Quoi qu’il en soit, le roman d’Anne Hébert présente un duo de jeunes beautés dignes du conte allemand Blanche-Neige et Rose-Rouge dans la fascinante complémentarité de leurs chevelures et de leurs carnations rousses et dorées comme de « leurs yeux de violette et d’outremer » (FB, 28). Mais les jeunes et si jolies « princesses » convoitées par tous les personnages masculins des Fous de Bassan n’auront pas l’heur d’épouser l’élu de leur coeur (qui est d’ailleurs le même homme, tandis que, dans leur bénignité, les dénouements de contes de fées donnent alors au prince charmant un frère non moins charmant).

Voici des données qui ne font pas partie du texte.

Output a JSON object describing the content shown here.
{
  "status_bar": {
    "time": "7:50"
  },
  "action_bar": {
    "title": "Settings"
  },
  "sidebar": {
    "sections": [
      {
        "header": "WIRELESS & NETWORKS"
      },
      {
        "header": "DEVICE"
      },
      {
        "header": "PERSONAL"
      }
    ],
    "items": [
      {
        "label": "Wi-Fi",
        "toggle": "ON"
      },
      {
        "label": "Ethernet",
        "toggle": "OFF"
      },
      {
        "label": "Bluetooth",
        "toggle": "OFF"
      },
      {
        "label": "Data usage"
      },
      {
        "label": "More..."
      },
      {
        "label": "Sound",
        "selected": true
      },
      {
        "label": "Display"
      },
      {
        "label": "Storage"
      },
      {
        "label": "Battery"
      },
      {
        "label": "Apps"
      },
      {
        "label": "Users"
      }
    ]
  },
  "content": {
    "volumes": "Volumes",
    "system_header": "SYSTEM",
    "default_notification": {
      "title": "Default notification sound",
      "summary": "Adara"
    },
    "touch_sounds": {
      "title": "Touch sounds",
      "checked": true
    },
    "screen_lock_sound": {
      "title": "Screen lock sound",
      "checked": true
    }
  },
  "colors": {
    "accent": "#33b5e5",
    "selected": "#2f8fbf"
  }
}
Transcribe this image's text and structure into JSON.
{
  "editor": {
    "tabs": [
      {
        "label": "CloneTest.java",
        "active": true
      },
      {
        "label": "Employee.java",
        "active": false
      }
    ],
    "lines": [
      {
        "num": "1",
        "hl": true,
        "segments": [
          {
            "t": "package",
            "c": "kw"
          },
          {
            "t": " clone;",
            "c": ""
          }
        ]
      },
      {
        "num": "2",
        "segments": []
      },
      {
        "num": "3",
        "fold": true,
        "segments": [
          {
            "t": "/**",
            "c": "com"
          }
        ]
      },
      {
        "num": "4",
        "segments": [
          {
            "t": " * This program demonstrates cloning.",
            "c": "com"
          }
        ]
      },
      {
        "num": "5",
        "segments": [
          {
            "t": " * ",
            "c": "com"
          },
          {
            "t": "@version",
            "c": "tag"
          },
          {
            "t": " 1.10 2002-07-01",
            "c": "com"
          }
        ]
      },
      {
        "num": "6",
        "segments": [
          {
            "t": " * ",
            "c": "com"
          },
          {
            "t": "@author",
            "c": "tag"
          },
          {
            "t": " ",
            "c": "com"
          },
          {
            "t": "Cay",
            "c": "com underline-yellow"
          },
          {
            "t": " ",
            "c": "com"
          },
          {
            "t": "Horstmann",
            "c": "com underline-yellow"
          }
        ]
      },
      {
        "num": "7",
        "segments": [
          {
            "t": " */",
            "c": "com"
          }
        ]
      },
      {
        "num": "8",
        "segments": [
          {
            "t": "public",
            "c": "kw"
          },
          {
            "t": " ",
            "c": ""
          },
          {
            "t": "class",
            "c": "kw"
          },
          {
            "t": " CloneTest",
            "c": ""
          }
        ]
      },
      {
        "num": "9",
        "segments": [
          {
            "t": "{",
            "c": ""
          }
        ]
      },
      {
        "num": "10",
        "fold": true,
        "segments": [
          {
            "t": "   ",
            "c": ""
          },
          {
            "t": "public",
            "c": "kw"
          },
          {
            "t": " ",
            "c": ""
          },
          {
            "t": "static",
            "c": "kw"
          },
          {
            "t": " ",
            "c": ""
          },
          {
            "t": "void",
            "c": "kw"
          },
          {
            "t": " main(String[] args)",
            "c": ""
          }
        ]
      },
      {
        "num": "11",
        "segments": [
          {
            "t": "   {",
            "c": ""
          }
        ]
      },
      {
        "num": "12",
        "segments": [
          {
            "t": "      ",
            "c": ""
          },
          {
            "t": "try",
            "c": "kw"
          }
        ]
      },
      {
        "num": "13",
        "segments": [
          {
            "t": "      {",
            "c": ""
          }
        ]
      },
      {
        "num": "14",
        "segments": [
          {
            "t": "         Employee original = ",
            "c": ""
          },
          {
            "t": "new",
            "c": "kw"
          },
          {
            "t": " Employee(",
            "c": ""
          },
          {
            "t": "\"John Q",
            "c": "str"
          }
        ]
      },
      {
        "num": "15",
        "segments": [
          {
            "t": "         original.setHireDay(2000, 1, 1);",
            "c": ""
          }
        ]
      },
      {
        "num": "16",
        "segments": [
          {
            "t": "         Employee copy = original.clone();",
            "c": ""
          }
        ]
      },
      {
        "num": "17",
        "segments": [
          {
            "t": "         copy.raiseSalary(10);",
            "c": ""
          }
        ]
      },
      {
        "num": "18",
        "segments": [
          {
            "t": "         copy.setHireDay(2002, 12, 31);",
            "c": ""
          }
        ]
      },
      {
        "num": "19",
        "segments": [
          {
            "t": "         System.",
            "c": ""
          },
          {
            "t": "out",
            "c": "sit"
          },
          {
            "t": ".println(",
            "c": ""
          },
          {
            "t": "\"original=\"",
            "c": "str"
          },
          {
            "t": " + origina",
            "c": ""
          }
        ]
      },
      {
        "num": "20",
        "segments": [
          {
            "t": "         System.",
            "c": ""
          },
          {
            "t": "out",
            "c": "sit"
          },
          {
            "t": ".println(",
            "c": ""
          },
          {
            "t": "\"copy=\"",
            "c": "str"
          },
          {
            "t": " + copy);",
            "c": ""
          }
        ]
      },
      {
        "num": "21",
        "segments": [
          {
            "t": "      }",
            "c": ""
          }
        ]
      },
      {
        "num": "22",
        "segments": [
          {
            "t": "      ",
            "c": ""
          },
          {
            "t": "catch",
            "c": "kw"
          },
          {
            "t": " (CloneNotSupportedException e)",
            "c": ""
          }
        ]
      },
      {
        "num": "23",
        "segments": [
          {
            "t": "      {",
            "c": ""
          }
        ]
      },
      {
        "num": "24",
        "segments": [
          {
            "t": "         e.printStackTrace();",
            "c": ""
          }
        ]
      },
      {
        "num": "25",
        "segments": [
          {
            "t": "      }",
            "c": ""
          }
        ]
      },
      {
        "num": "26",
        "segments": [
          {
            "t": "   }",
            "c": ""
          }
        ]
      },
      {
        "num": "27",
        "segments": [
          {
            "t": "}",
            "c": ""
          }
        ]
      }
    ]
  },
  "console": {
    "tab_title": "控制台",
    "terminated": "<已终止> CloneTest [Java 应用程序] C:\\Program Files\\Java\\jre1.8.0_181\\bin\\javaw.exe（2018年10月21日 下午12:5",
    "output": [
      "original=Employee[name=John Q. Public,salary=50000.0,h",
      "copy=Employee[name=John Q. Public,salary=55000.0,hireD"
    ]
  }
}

Nora et Olivia meurent étranglées durant l’été 1936, et leur séducteur, seul personnage actif de bout en bout du récit, est aussi leur assassin, sans qu’on assiste pour autant, loin de là, à une illustration du « bonheur dans le crime[28] » : même pour celui qui a survécu un temps au souvenir de ses crimes et à ceux, terribles aussi, de la Seconde Guerre mondiale à laquelle il a ensuite participé, il n’y a aucune autre échappatoire que le suicide.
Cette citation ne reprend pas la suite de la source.